We encountered a shallow spot farther down the river this time, however, I got out first followed by Norman. We pulled the canoe over the shallows into deeper water. We were once again traveling down the river. We passed a group of canoe trippers that had their canoe’s clustered together, making a makeshift island in the middle of the river. We navigated around them with ease.

Farther down the river we saw campers on the edge of the river next to the camp ground, we waved hello as they returned the gesture. The shallows were upon us once again, and we almost made it across without incident, but Norman lost his balance and we both went into the river again. This time, however, I was able to keep my head above water. Still my wallet and cell phone got wet. Tipping our canoe wouldn’t have been as embarrassing if it weren’t for the chorus of laughter coming from these passing canoe trippers. Norman said to me, “Those people are laughing at us.” I said, “Never mind them, Norman. Help me fix the canoe.”

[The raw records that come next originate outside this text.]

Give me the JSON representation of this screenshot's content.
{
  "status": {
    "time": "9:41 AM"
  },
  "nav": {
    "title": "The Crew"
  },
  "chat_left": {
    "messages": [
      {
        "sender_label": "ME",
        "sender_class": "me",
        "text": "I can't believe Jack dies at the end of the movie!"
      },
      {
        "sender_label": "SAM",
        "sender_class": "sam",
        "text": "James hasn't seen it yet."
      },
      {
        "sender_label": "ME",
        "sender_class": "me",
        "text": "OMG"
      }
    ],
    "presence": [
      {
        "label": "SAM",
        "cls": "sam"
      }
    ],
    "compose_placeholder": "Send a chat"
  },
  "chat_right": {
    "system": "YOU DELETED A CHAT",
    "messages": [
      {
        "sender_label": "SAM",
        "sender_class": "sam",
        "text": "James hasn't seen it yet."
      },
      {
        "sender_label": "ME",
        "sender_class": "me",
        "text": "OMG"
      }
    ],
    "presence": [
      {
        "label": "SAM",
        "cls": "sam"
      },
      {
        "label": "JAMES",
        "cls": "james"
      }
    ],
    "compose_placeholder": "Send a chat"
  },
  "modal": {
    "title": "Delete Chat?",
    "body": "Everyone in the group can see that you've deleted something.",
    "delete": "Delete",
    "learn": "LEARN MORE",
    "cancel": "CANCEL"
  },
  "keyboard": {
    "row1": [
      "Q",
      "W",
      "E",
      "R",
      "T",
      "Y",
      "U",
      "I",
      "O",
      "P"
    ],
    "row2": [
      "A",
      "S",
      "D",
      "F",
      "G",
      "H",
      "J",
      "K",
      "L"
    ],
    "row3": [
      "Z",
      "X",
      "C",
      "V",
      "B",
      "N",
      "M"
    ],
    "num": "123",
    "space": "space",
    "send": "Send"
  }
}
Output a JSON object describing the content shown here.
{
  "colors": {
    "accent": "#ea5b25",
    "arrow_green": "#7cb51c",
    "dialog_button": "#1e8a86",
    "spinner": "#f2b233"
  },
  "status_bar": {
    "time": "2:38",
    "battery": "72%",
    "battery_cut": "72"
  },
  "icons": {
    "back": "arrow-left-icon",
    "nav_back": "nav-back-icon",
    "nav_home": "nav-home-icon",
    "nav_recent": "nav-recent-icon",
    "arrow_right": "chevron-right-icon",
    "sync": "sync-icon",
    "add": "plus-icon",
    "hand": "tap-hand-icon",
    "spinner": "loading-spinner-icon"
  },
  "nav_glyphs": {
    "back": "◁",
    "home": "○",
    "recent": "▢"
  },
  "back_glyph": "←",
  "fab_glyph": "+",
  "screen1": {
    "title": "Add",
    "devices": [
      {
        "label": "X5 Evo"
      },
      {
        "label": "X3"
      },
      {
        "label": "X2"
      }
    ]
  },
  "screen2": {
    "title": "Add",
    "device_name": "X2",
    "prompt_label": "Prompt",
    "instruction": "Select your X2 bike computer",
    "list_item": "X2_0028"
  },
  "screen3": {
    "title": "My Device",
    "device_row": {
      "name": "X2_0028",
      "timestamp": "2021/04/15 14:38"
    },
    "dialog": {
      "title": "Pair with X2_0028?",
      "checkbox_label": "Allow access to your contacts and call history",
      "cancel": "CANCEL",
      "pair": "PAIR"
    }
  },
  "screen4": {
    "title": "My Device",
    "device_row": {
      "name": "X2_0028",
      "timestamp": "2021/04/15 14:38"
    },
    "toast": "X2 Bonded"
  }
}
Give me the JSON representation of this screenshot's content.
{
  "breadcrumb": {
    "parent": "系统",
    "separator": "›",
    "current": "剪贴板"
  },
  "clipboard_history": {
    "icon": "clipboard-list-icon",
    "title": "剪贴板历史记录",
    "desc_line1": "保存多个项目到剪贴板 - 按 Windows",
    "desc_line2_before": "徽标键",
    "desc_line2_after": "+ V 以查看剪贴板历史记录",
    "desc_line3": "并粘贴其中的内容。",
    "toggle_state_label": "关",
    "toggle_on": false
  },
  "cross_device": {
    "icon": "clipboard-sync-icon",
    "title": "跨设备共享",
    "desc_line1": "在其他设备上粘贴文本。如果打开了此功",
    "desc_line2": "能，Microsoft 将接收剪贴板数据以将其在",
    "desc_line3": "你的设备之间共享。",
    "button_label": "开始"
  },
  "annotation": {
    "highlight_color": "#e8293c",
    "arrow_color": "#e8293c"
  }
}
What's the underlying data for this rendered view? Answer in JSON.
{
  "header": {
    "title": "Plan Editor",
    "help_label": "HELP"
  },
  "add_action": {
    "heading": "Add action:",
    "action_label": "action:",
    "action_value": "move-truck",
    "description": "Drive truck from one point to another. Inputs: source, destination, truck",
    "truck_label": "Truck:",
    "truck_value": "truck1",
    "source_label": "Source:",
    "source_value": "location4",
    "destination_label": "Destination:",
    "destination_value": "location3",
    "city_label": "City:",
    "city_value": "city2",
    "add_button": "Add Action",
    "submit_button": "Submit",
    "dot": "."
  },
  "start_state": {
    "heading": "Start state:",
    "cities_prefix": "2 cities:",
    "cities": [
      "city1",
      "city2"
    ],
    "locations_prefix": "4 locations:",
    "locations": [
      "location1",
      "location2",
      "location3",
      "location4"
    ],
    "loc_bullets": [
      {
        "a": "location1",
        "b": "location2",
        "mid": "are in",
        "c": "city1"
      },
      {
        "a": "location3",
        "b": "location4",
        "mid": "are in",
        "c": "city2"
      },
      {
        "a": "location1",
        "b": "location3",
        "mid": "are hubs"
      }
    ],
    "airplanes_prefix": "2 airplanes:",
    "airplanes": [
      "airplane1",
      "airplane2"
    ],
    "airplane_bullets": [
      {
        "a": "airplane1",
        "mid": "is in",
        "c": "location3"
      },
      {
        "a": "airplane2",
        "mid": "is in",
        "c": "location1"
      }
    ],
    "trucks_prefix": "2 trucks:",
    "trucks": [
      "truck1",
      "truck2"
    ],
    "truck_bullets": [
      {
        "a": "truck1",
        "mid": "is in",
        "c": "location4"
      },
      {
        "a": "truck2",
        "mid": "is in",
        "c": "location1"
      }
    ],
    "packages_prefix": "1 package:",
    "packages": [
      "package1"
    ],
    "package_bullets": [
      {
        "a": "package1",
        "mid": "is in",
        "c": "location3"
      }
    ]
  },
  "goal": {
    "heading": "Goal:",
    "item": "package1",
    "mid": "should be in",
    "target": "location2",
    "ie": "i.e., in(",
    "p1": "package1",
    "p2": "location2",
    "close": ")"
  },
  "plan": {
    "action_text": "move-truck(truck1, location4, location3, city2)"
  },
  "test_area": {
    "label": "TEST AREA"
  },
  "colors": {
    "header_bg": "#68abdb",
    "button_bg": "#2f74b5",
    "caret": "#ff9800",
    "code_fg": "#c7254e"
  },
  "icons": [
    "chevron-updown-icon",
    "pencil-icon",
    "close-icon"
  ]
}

At this point, we both were ready for this canoe trip to be over. We paddled steadily along not encountering more shallows. Our pace wasn’t fast, but we paddled eagerly anticipating the end of this ordeal. Finally, in sight was the White’s Canoe Livery dock. We paddled with earnest as we approached the dock. The current was strong by the dock. So, strong that when we tried to maneuver up close to the dock there were other canoes in our way. I strained to paddle our canoe against the current to jockey us next to the dock, but we got pushed up against the rail of the dock, and we tipped, plunging us into the river a fourth time. This time, however, my watch broke, and I had to catch it before the river swept it away. Now, this last time it was entirely my fault, and I told Norman as much. Norman and I crawled up onto the dock after we handed off our water logged canoe to the dock handlers.

We walked up the hill toward the parking lot, not daring to make eye contact with the crowd which was present. We both got into my car and I proceeded to drive Norman home in complete silence. I dropped Norman off at his house, and I then drove home to dry out my wallet and my cell phone.

If you go on a canoe trip, either leave your valuables in the car or put them in a zip lock bag. Canoeing is a favorite American pastime, and as long as you take precautions and expect to get wet, then you will be fine. I feel that canoe trips are for the young or the young at heart. My miserable experience should be a lesson to others who are planning a canoe trip. You need to prepare yourself for the trip or make the decision, which I have made, and not go canoeing again.